I want to use Cython to decrease the time it takes to add two arrays together (element-wise) without using Numpy arrays. The basic Python approach that I found to be the fastest is to use list comprehension, as follows:
def add_arrays(a,b):
return [m + n for m,n in zip(a,b)]
My Cython approach is a little more complicated and it looks as follows:
from array import array
from libc.stdlib cimport malloc
from cython cimport boundscheck,wraparound
@boundscheck(False)
@wraparound(False)
cpdef add_arrays_Cython(int[:] Aarr, int[:] Barr):
cdef size_t i, I
I = Aarr.shape[0]
cdef int *Carr = <int *> malloc(640000 * sizeof(int))
for i in range(I):
Carr[i] = Aarr[i]+Barr[i]
result_as_array = array('i',[e for e in Carr[:640000]])
return result_as_array
Note that I use @boundscheck(False)
and @wraparound(False)
to make it even faster.
Also, I am concerned about a very large array (size 640000) and I found it crashes if I simply use cdef int Carr[640000]
so I used malloc()
, which solved that problem. Lastly, I return the data structure as a Python array of type integer.

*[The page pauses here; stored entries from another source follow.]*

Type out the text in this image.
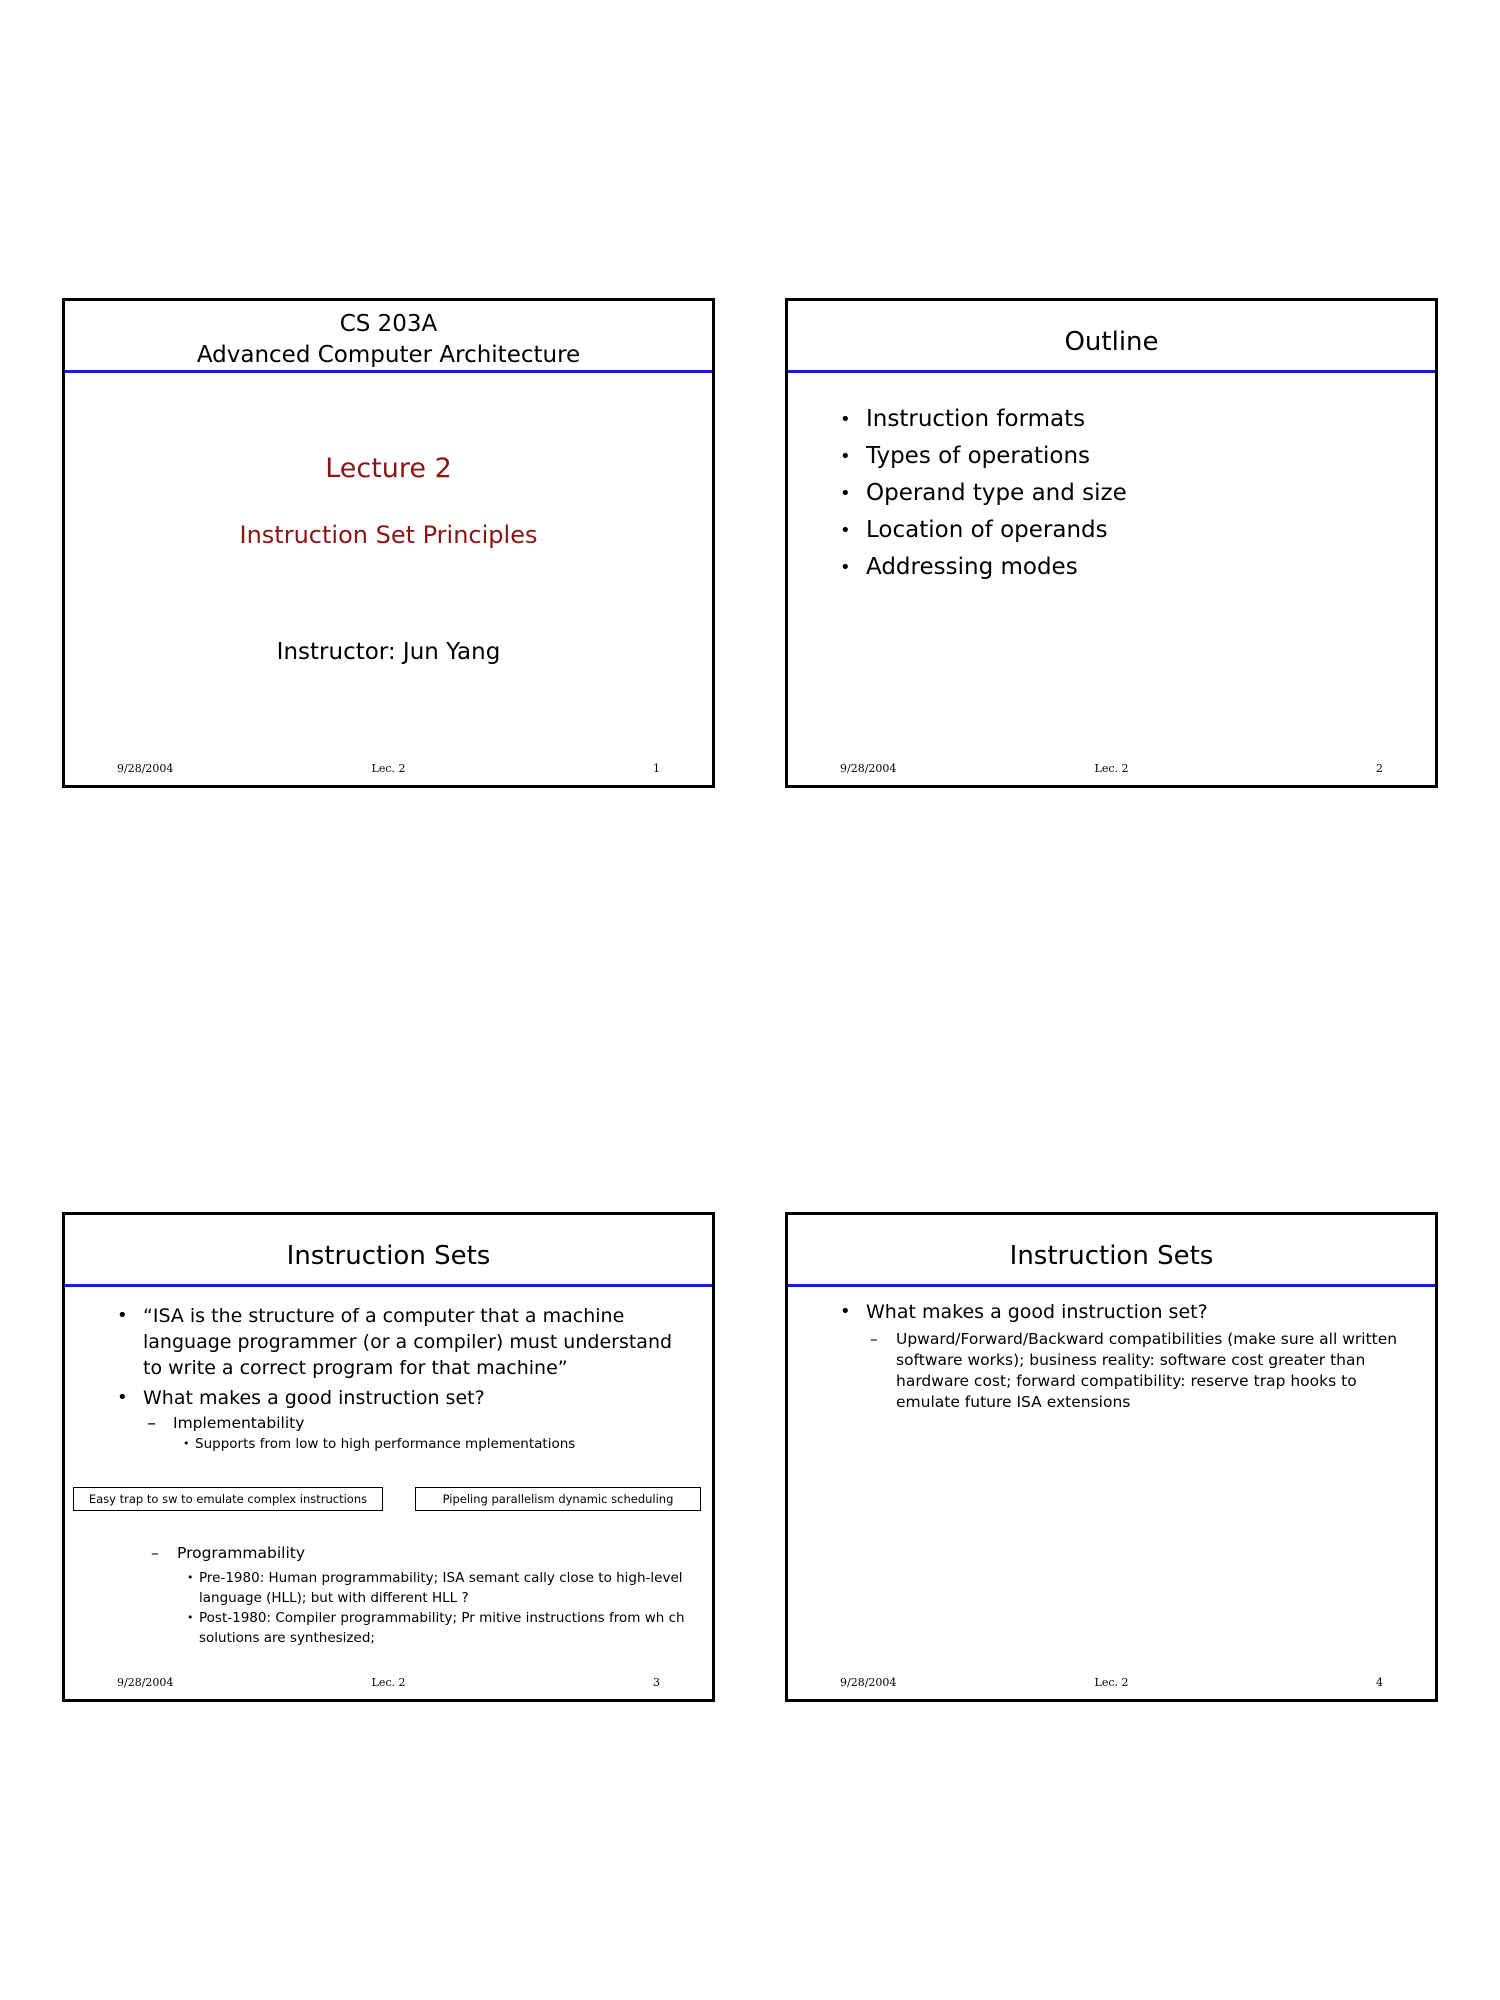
CS 203A
Advanced Computer Architecture
Lecture 2
Instruction Set Principles
Instructor: Jun Yang
9/28/2004	Lec. 2	1
Outline
• Instruction formats
• Types of operations
• Operand type and size
• Location of operands
• Addressing modes
9/28/2004	Lec. 2	2
Instruction Sets
• “ISA is the structure of a computer that a machine language programmer (or a compiler) must understand to write a correct program for that machine”
• What makes a good instruction set?
– Implementability
• Supports from low to high performance mplementations
Easy trap to sw to emulate complex instructions	Pipeling parallelism dynamic scheduling
– Programmability
• Pre-1980: Human programmability; ISA semant cally close to high-level language (HLL); but with different HLL ?
• Post-1980: Compiler programmability; Pr mitive instructions from wh ch solutions are synthesized;
9/28/2004	Lec. 2	3
Instruction Sets
• What makes a good instruction set?
– Upward/Forward/Backward compatibilities (make sure all written software works); business reality: software cost greater than hardware cost; forward compatibility: reserve trap hooks to emulate future ISA extensions
9/28/2004	Lec. 2	4
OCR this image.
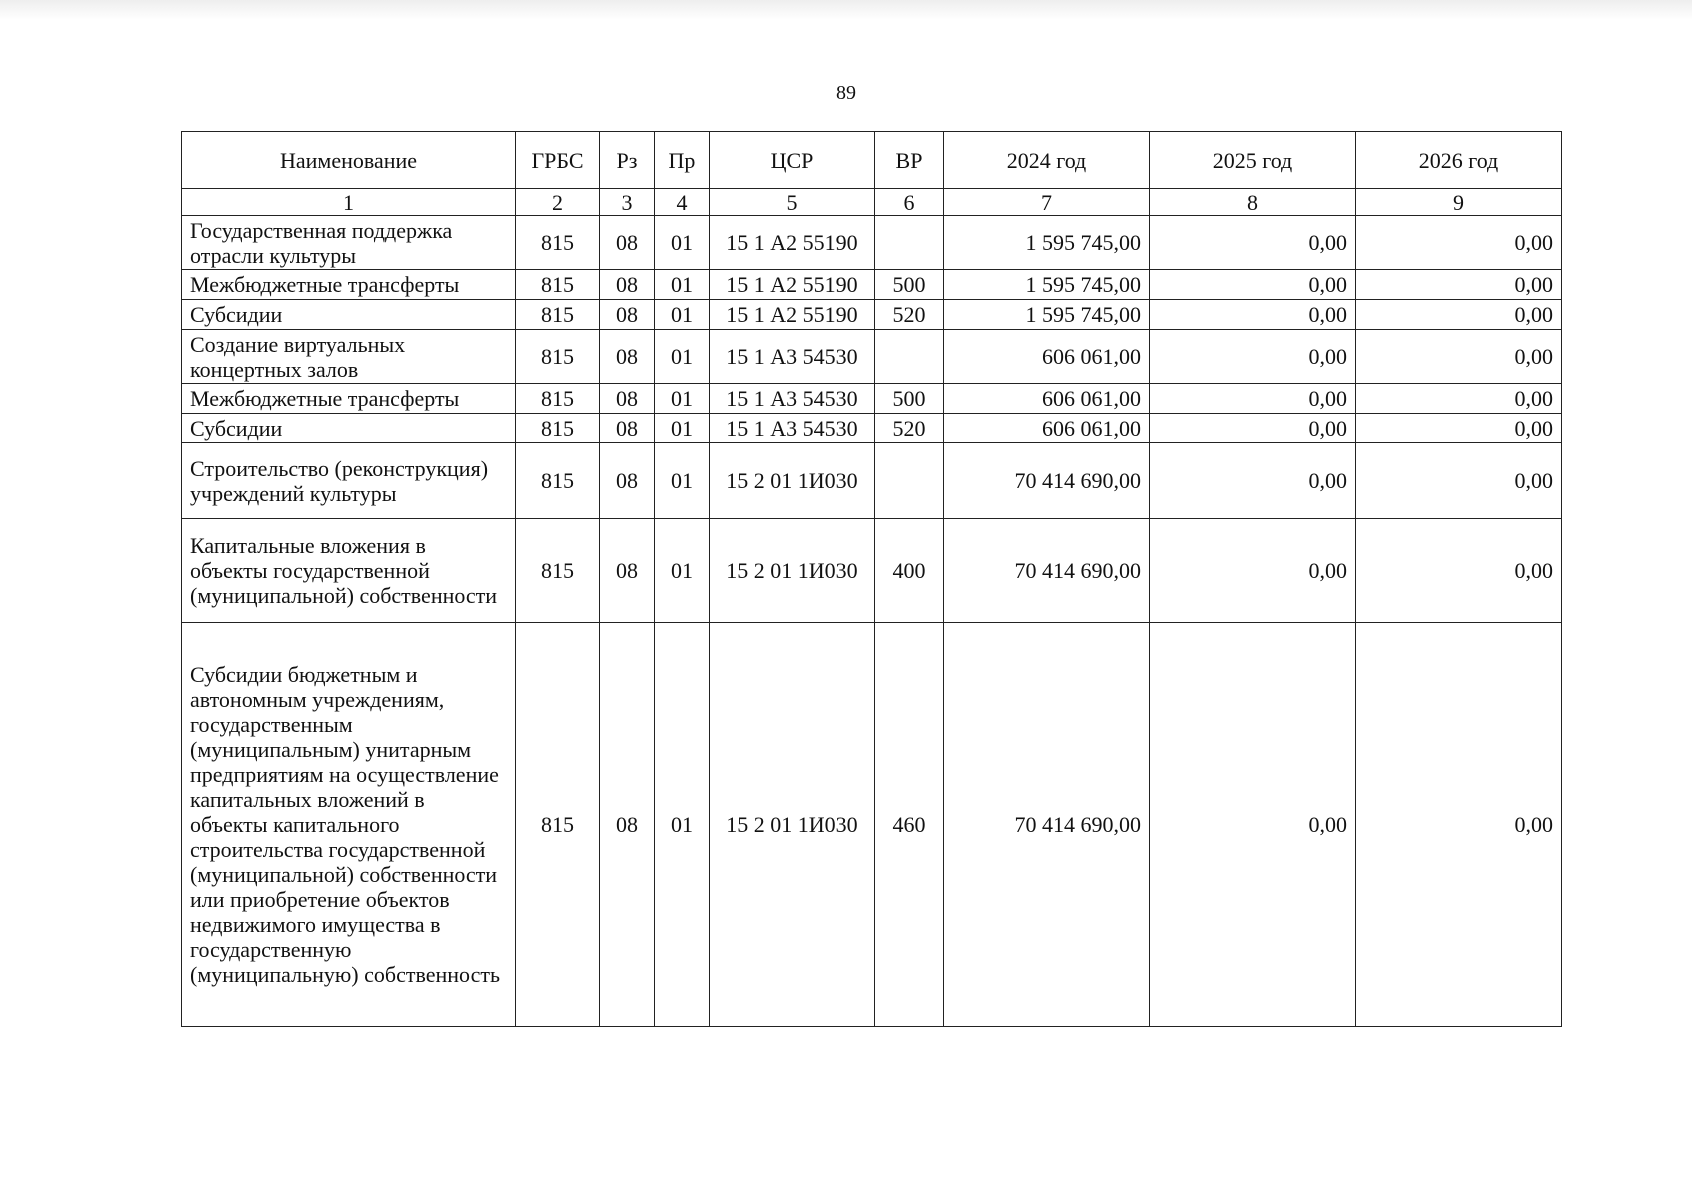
89
Наименование	ГРБС	Рз	Пр	ЦСР	ВР	2024 год	2025 год	2026 год
1	2	3	4	5	6	7	8	9
Государственная поддержка отрасли культуры	815	08	01	15 1 А2 55190		1 595 745,00	0,00	0,00
Межбюджетные трансферты	815	08	01	15 1 А2 55190	500	1 595 745,00	0,00	0,00
Субсидии	815	08	01	15 1 А2 55190	520	1 595 745,00	0,00	0,00
Создание виртуальных концертных залов	815	08	01	15 1 А3 54530		606 061,00	0,00	0,00
Межбюджетные трансферты	815	08	01	15 1 А3 54530	500	606 061,00	0,00	0,00
Субсидии	815	08	01	15 1 А3 54530	520	606 061,00	0,00	0,00
Строительство (реконструкция) учреждений культуры	815	08	01	15 2 01 1И030		70 414 690,00	0,00	0,00
Капитальные вложения в объекты государственной (муниципальной) собственности	815	08	01	15 2 01 1И030	400	70 414 690,00	0,00	0,00
Субсидии бюджетным и автономным учреждениям, государственным (муниципальным) унитарным предприятиям на осуществление капитальных вложений в объекты капитального строительства государственной (муниципальной) собственности или приобретение объектов недвижимого имущества в государственную (муниципальную) собственность	815	08	01	15 2 01 1И030	460	70 414 690,00	0,00	0,00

To profile the code I ran the following:
a = array.array('i', range(640000)) #create integer array
b = a[:] #array to add
T=time.clock()
for i in range(20): add_arrays(a,b) #Python list comprehension approach
print(time.clock() - T)
>6.33 seconds
T=time.clock()
for i in range(20): add_arrays_Cython(a,b) #Cython approach
print(time.clock() - T)
> 4.54 seconds
Evidently, the Cython-based approach gives a speed-up of about 30%. I expected that the speed-up would be closer to an order of magnitude or even more (like it does for Numpy).
What can I do to speed-up the Cython code further? Are there any obvious bottlenecks in my code? I am a beginner to Cython so I may be misunderstanding something.